Colorado, like other states, allows its citizens to carry concealed weapons, so that the law-abiding can protect themselves and their loved ones from the predations of people like this shooter. And judging by many comments on news stories about the shooting, a lot of people go to the movies packing weapons. In the interest of always being prepared for the wildest of contingencies the pre-movie conversation might go like this: “Okay, let’s see. . . . we’ve got the popcorn, the giant size Butterfingers, the gallon of soda and. . . honey, your Glock or mine?”

Thus, while one man plans to kill at the movies, others prepare to kill there too. One is a psychopath, the others are normal people simply exercising their Constitutional right to bear arms—to kill if they deem it necessary. While the consequences may be the same—people shot dead—we make a distinction between the intentions: in one case malevolent, in the other case heroic. Or so we tell ourselves. 

The issue of gun control is a litmus test that many politicians face at one point or another. Most of them pass it with flying colors because they won’t  go up against the NRA and its millions. And in the meantime assault rifles are available and handguns are cheap. Common sense would suggest that most people are concerned with their families, paying their bills, maybe having a nice afternoon with the kids at the movies. They don’t think about packing weaponry because for most people in this country life goes on fairly uneventfully. Episodes like this one are extremely rare, although news coverage burns them into our reptilian brains to the extent that we may come to believe we are under siege.

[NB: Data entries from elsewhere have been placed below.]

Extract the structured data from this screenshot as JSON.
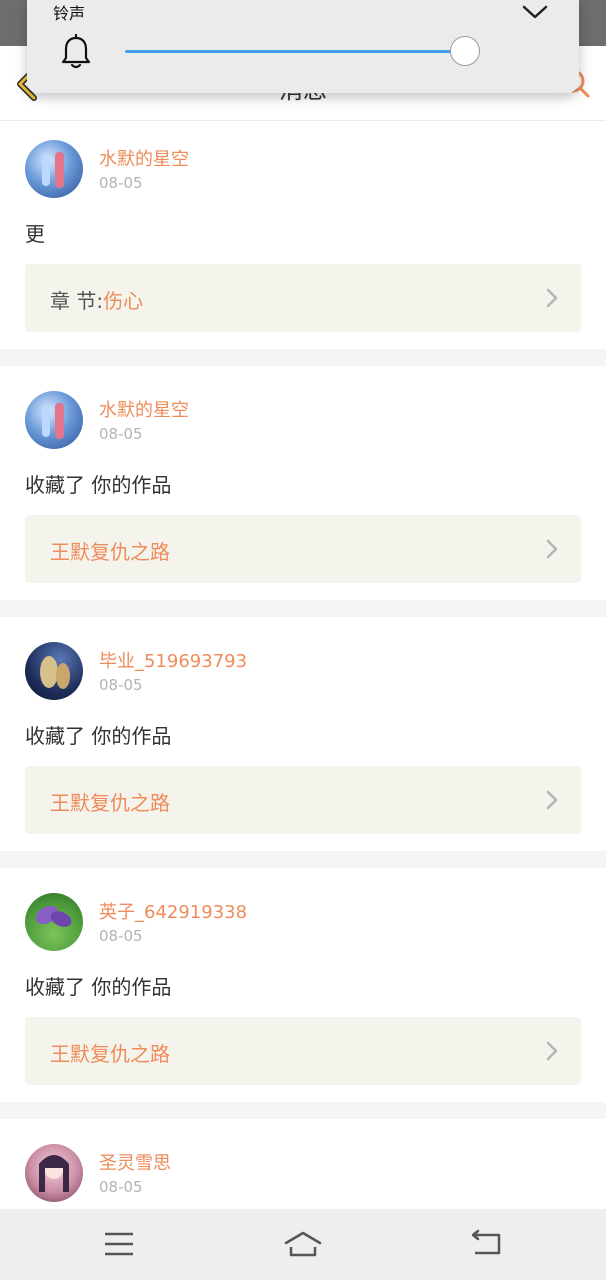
{
  "header": {
    "title": "消息"
  },
  "volume": {
    "label": "铃声",
    "level": 0.96
  },
  "messages": [
    {
      "user": "水默的星空",
      "date": "08-05",
      "text": "更",
      "ref_prefix": "章 节:",
      "ref_title": "伤心"
    },
    {
      "user": "水默的星空",
      "date": "08-05",
      "text": "收藏了 你的作品",
      "ref_prefix": "",
      "ref_title": "王默复仇之路"
    },
    {
      "user": "毕业_519693793",
      "date": "08-05",
      "text": "收藏了 你的作品",
      "ref_prefix": "",
      "ref_title": "王默复仇之路"
    },
    {
      "user": "英子_642919338",
      "date": "08-05",
      "text": "收藏了 你的作品",
      "ref_prefix": "",
      "ref_title": "王默复仇之路"
    },
    {
      "user": "圣灵雪思",
      "date": "08-05"
    }
  ],
  "colors": {
    "accent": "#ef8c5b",
    "slider": "#3ea0ee",
    "ref_bg": "#f4f3ec"
  }
}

I am not belittling the horror of this event nor am I suggesting that people have no cause to be wary. But events like this reveal the disconnect between our ideals and our prejudices. Democracies like ours have at their bedrock the twin values of personal autonomy and toleration. The first creates the need for the second; the second is frequently strained by the stridency with which the first is asserted. When autonomy outguns empathy everybody loses. We feel threatened by the very freedom we demand when others exercise their freedom. So it stands to reason that if we live in fear despite our many freedoms, then something is seriously  wrong. 

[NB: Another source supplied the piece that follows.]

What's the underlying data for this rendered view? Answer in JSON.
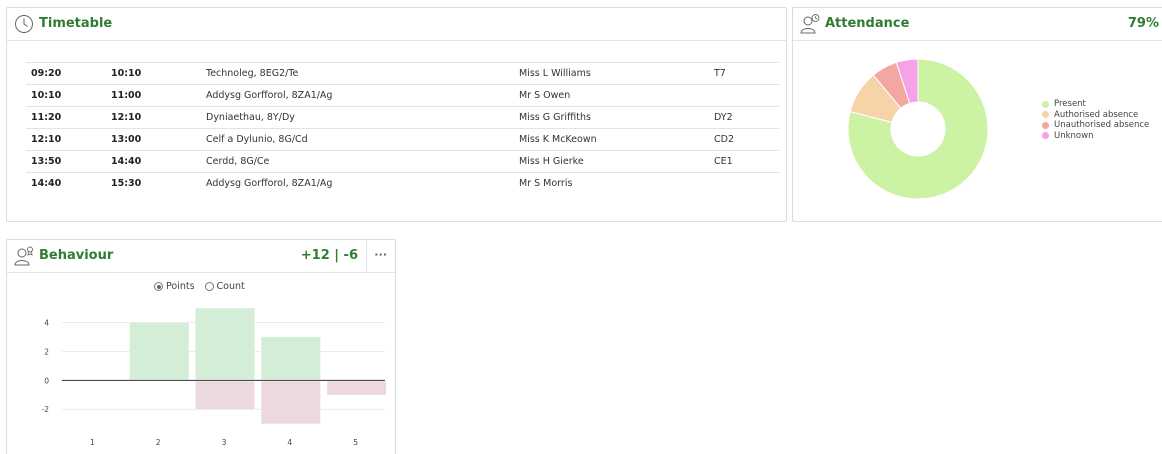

Violence begets violence says the Buddha, Jesus, Moses, Confucius, Ghandi, Martin Luther King, and others, many of whom died because they did not take up arms against their brothers. Was it worth it? Yes, because the very fact that we can view non-violence as an option means that their witness had an effect through time. 

The strongest protection against shooting each other is to regard the other’s life as our sacred trust. Such a viewpoint demands courage and determination, virtues that must be believed to be seen. That’s the best solution, but it remains a matter of personal conviction. Yet, we have every reason to teach and persuade to that end, to create a society where this becomes the norm.

Since we humans don’t have a great record at doing the right thing for its own sake, the next best approach is to punish those who do wrong and reward those who do right. Oh. . . yes . . . we’re trying that right now.

In the grand scheme of things we’re undergoing some kind of moral evolution over the centuries. But it’s one step forward, two steps back, none of it guaranteed, and our last century stands as the bloodiest in human history. Given that, you’d think we would try to give ourselves a timeout, maybe hide some of the sharper objects while we learn some basic moral lessons. At the very least you could expect that we’d rise up in revulsion and ban assault weapons. How is that an infringement on someone’s rights?

We’re addicted to violence and we need an intervention. We don’t seem to have the will or the desire, as a nation, to pull together. It takes a manufactured war and a constant campaign of fear to get us in line, but even that hasn’t worked. What does work, apparently, is our insatiable desire for vicarious violence. For the few among us who cannot distinguish reality from fantasy, the sharp jolt of our mediated mayhem can create for them visions of invincibility. Perhaps they see themselves as avengers of wrongs or heroes of a twisted justice. 

For the rest of us, the steady accumulation of images of violence, like an IV drip, has entered our bloodstream. It renders us passive, uncritical, unwilling to stand apart and critique our own behavior. Violence understood is not violence condoned but neither is it taken for granted or passed over lightly. 

The underlying irony to this whole tragic episode is that Batman fights without guns. He relies on his wits, his strength, and a limitless supply of technological marvels. He knows the lure of power and the lust for blood, and he fights the inclination to justify evil in the name of good. As Adam Smith notes in his Theory of Moral Sentiments, “Amidst great provocations, apparent tranquillity and good-humor may sometimes conceal the most determined and cruel resolution to revenge.” 

We are no more doomed to a constant cycle of violence than we are promised a sunlit paradise without any shadows. But we can make some choices that can change our lives. That much we can do.